John Mcreery (jlm@TWICS.COM)
Sat, 9 Apr 1994 10:56:13 JST
I have been lurking, reading the debate that began with Carrier's
remarks about Fabian and has now drifted offer to recent heated
exchanges about Derrida's readability (or lack thereof) and Stephanie
Nelson (reinforced by Doug Christian)'s attack on Danny Yee's reading
habits. It is time to take a position.
(1) On the whole I favor the clarifiers. To Yee I would say that your
latest post is a model of clarity and restraint.. Our reading habits
are similar, and I, too, find life too short to labor through writing
that makes me work to hard to reach what seems a simplistic
conclusion, if, indeed, there is a conclusion.
(2) I recognize the problems of spurious clarity; how true it is that
clarity does not make up for banality and that even the clearest
language can mask (by diverting attention from complexities) a
failure to think deeply.
(3) I also know that I myself enjoy rich and elaborate language; I
read authors like Geertz, Jameson, and, yes, Bourdieu, with pleasure,
enjoying the way they frolic with words. I also know that this is a
somewhat peculiar taste, akin to my fondness for elaborate, gloppy
desserts and sauces.
(4) Having started reading philosophy in the days when the likes of
Quine, Ayer and Tarski were de rigeur, gone on to Austin and
Wittgenstein, and come lately post-modern critics who have pointed
me back to the 19th century German idealists, hermeneutics, etc., I
know I've got a lot to learn.
(4) Mea culpa, I have not read Derrida; my impression of those who
invoke his name is that the usual conclusion they're driving at is
along the lines of (a) any text admits of an infinite number of
readings; (b) all are equally valuable; but (c) some are compromised
by political assumptions that some readers (the good, intelligent
ones--that's US!) find offensive.
(5) I am willing to have it demonstrated that Derrida has useful
things to say. I am not willing to regard pointers to other authors
("See so-and-so's XXX) as evidence. I am waiting for someone who
will show me that there is some specific cultural phenomenon his
(6) Here is an example. Bourdieu's concept "habitus". It says
something important; most people getting on with their lives are not
intellectuals sitting at their desks developing theories to explain
something. Theories that assume the people whose lives we study
make decisions in an intellectualist mode are likely to be making a
serious mistake. To me this concept highlights something very
important about my job; when making ads (that's what I do), I and my
colleagues think and argue in terms of rough-and-ready rules of
thumb. We don't have the time to elaborate theories or analyze the
always meagre and fragmentary data with which we work with
anything like scientific rigor. It then becomes a very interesting
problem indeed to try to work out what it is that we're actually
doing. Thinking about this problem leads me back to Austin, whose
theory of performative acts suggests that what we ought to be
looking at is felicity rather than truth conditions....Mmmmh.

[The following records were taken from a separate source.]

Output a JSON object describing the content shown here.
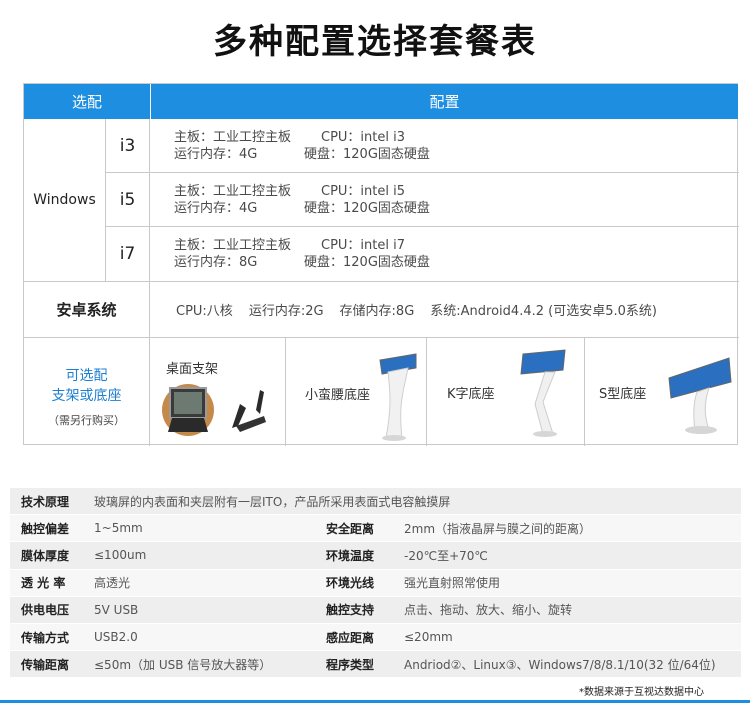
{
  "title": "多种配置选择套餐表",
  "config_table": {
    "header": {
      "left": "选配",
      "right": "配置"
    },
    "os": "Windows",
    "rows": [
      {
        "cpu": "i3",
        "board": "主板：工业工控主板",
        "cpu_spec": "CPU：intel i3",
        "ram": "运行内存：4G",
        "disk": "硬盘：120G固态硬盘"
      },
      {
        "cpu": "i5",
        "board": "主板：工业工控主板",
        "cpu_spec": "CPU：intel i5",
        "ram": "运行内存：4G",
        "disk": "硬盘：120G固态硬盘"
      },
      {
        "cpu": "i7",
        "board": "主板：工业工控主板",
        "cpu_spec": "CPU：intel i7",
        "ram": "运行内存：8G",
        "disk": "硬盘：120G固态硬盘"
      }
    ],
    "android": {
      "label": "安卓系统",
      "cpu": "CPU:八核",
      "ram": "运行内存:2G",
      "storage": "存储内存:8G",
      "system": "系统:Android4.4.2 (可选安卓5.0系统)"
    },
    "options": {
      "label_line1": "可选配",
      "label_line2": "支架或底座",
      "note": "（需另行购买）",
      "items": [
        "桌面支架",
        "小蛮腰底座",
        "K字底座",
        "S型底座"
      ]
    }
  },
  "spec_table": {
    "full_row": {
      "key": "技术原理",
      "value": "玻璃屏的内表面和夹层附有一层ITO，产品所采用表面式电容触摸屏"
    },
    "rows": [
      {
        "k1": "触控偏差",
        "v1": "1~5mm",
        "k2": "安全距离",
        "v2": "2mm（指液晶屏与膜之间的距离）"
      },
      {
        "k1": "膜体厚度",
        "v1": "≤100um",
        "k2": "环境温度",
        "v2": "-20℃至+70℃"
      },
      {
        "k1": "透 光 率",
        "v1": "高透光",
        "k2": "环境光线",
        "v2": "强光直射照常使用"
      },
      {
        "k1": "供电电压",
        "v1": "5V USB",
        "k2": "触控支持",
        "v2": "点击、拖动、放大、缩小、旋转"
      },
      {
        "k1": "传输方式",
        "v1": "USB2.0",
        "k2": "感应距离",
        "v2": "≤20mm"
      },
      {
        "k1": "传输距离",
        "v1": "≤50m（加 USB 信号放大器等）",
        "k2": "程序类型",
        "v2": "Andriod②、Linux③、Windows7/8/8.1/10(32 位/64位)"
      }
    ]
  },
  "footnote": "*数据来源于互视达数据中心",
  "colors": {
    "accent": "#1d8ee0",
    "option_text": "#1d7fd0"
  }
}
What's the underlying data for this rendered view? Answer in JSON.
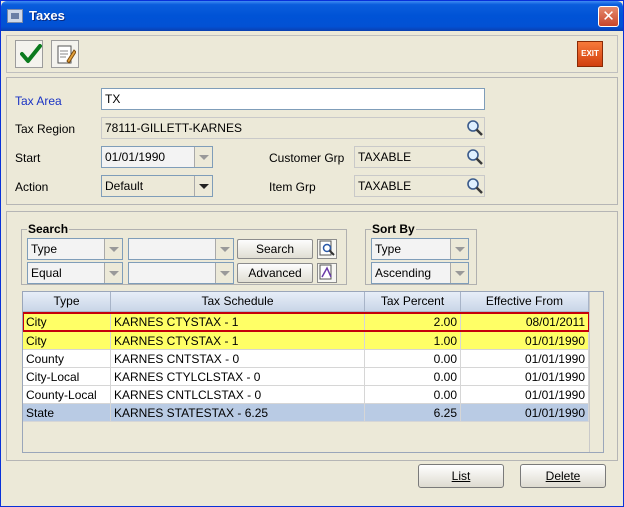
{
  "window": {
    "title": "Taxes",
    "close_label": "✕"
  },
  "toolbar": {
    "save_icon": "checkmark-icon",
    "edit_icon": "notepad-edit-icon",
    "exit_label": "EXIT"
  },
  "form": {
    "tax_area_label": "Tax Area",
    "tax_area_value": "TX",
    "tax_region_label": "Tax Region",
    "tax_region_value": "78111-GILLETT-KARNES",
    "start_label": "Start",
    "start_value": "01/01/1990",
    "customer_grp_label": "Customer Grp",
    "customer_grp_value": "TAXABLE",
    "action_label": "Action",
    "action_value": "Default",
    "item_grp_label": "Item Grp",
    "item_grp_value": "TAXABLE"
  },
  "search": {
    "title": "Search",
    "field1": "Type",
    "field2": "",
    "op1": "Equal",
    "op2": "",
    "search_label": "Search",
    "advanced_label": "Advanced"
  },
  "sort": {
    "title": "Sort By",
    "field": "Type",
    "order": "Ascending"
  },
  "table": {
    "columns": [
      "Type",
      "Tax Schedule",
      "Tax Percent",
      "Effective From"
    ],
    "rows": [
      {
        "type": "City",
        "schedule": "KARNES CTYSTAX - 1",
        "percent": "2.00",
        "from": "08/01/2011"
      },
      {
        "type": "City",
        "schedule": "KARNES CTYSTAX - 1",
        "percent": "1.00",
        "from": "01/01/1990"
      },
      {
        "type": "County",
        "schedule": "KARNES CNTSTAX - 0",
        "percent": "0.00",
        "from": "01/01/1990"
      },
      {
        "type": "City-Local",
        "schedule": "KARNES CTYLCLSTAX - 0",
        "percent": "0.00",
        "from": "01/01/1990"
      },
      {
        "type": "County-Local",
        "schedule": "KARNES CNTLCLSTAX - 0",
        "percent": "0.00",
        "from": "01/01/1990"
      },
      {
        "type": "State",
        "schedule": "KARNES STATESTAX - 6.25",
        "percent": "6.25",
        "from": "01/01/1990"
      }
    ]
  },
  "buttons": {
    "list": "List",
    "delete": "Delete"
  },
  "colors": {
    "title_blue": "#0053d6",
    "highlight_yellow": "#ffff66",
    "selected_row": "#b9cbe4",
    "outline_red": "#c4000b",
    "label_blue": "#1a33c4"
  }
}
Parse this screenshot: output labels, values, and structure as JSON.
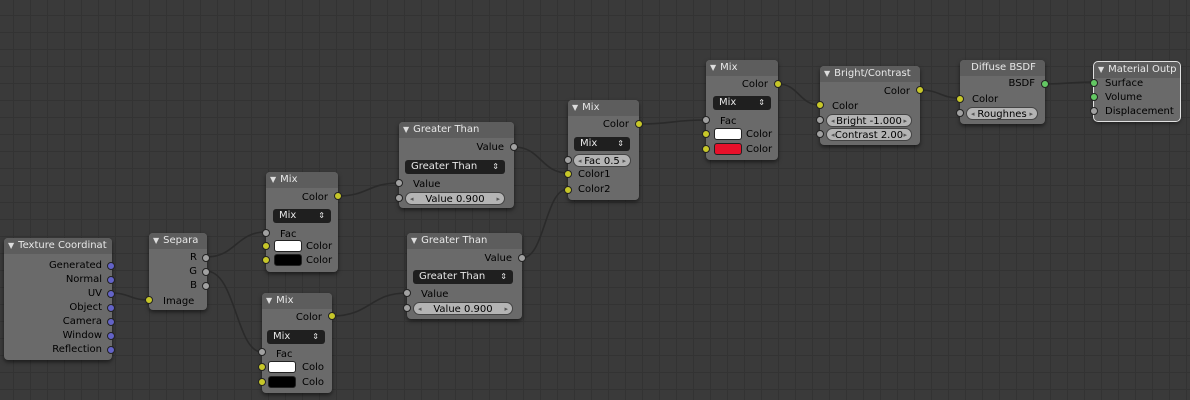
{
  "colors": {
    "wire": "#2a2a2a",
    "socket_color": "#c7c729",
    "socket_value": "#a1a1a1",
    "socket_vector": "#6363c7",
    "socket_shader": "#63c763",
    "swatch_white": "#ffffff",
    "swatch_black": "#000000",
    "swatch_red": "#e8102a"
  },
  "texcoord": {
    "title": "Texture Coordinat",
    "outputs": [
      "Generated",
      "Normal",
      "UV",
      "Object",
      "Camera",
      "Window",
      "Reflection"
    ]
  },
  "separate": {
    "title": "Separa",
    "out_r": "R",
    "out_g": "G",
    "out_b": "B",
    "in_image": "Image"
  },
  "mix_a": {
    "title": "Mix",
    "out": "Color",
    "blend": "Mix",
    "fac": "Fac",
    "color1": "Color",
    "color2": "Color"
  },
  "mix_b": {
    "title": "Mix",
    "out": "Color",
    "blend": "Mix",
    "fac": "Fac",
    "color1": "Colo",
    "color2": "Colo"
  },
  "gt_a": {
    "title": "Greater Than",
    "out": "Value",
    "op": "Greater Than",
    "in_value": "Value",
    "field": "Value 0.900"
  },
  "gt_b": {
    "title": "Greater Than",
    "out": "Value",
    "op": "Greater Than",
    "in_value": "Value",
    "field": "Value 0.900"
  },
  "mix_c": {
    "title": "Mix",
    "out": "Color",
    "blend": "Mix",
    "fac": "Fac 0.5",
    "color1": "Color1",
    "color2": "Color2"
  },
  "mix_d": {
    "title": "Mix",
    "out": "Color",
    "blend": "Mix",
    "fac": "Fac",
    "color1": "Color",
    "color2": "Color"
  },
  "bc": {
    "title": "Bright/Contrast",
    "out": "Color",
    "in_color": "Color",
    "bright": "Bright -1.000",
    "contrast": "Contrast 2.00"
  },
  "diffuse": {
    "title": "Diffuse BSDF",
    "out": "BSDF",
    "in_color": "Color",
    "roughness": "Roughnes"
  },
  "matout": {
    "title": "Material Outp",
    "surface": "Surface",
    "volume": "Volume",
    "displacement": "Displacement"
  }
}
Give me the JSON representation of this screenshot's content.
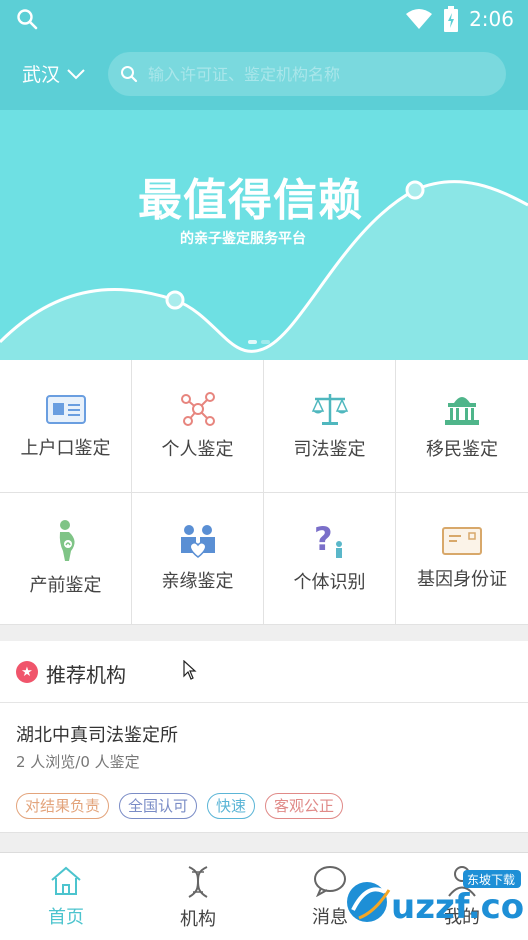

I'll stop here. For those in search of clear writing that says
important things, let me add to your list Paul Stoller's _The Taste of
Ethnographic Things_ and Grant McCracken's _Culture and
Consumerism_. Heavier but really worth the effort is Terry Eagleton
_The Ideology of the Aesthetic_.
"Making Symbols is My Business"--John McCreery (JLM@TWICS.COM).
P.S. Stephanie, when you write "If I were sitting across the table at a
job interview..." that sounds like a threat to me. If I were teaching and
a student came to me with the thesis proposal you describe, I wouldn't
dismiss it. I would ask a lot of very careful questions to make sure (1)
that he or she knew where they were going with the project and (2) that
there would be a large enough market for what they were writing to ensure
that the years of work they'd put in wouldn't go down the tube when
intellectual fashions change. To be honest, given the job market that
John O'Brien describes, this thesis sounds like a sure road to a job as a
cab driver. For McDonald's the student would wind up overqualified. How
do you handle the ethics of this situation.
P.P.S. To Pound. Once you have demonstrated to your satisfaction that
everything thought or done up until now is rubbish--where do we go from
here? Was it C.Wright Mills who noted that with no shared vocabulary of
motives, the only argument left is guns?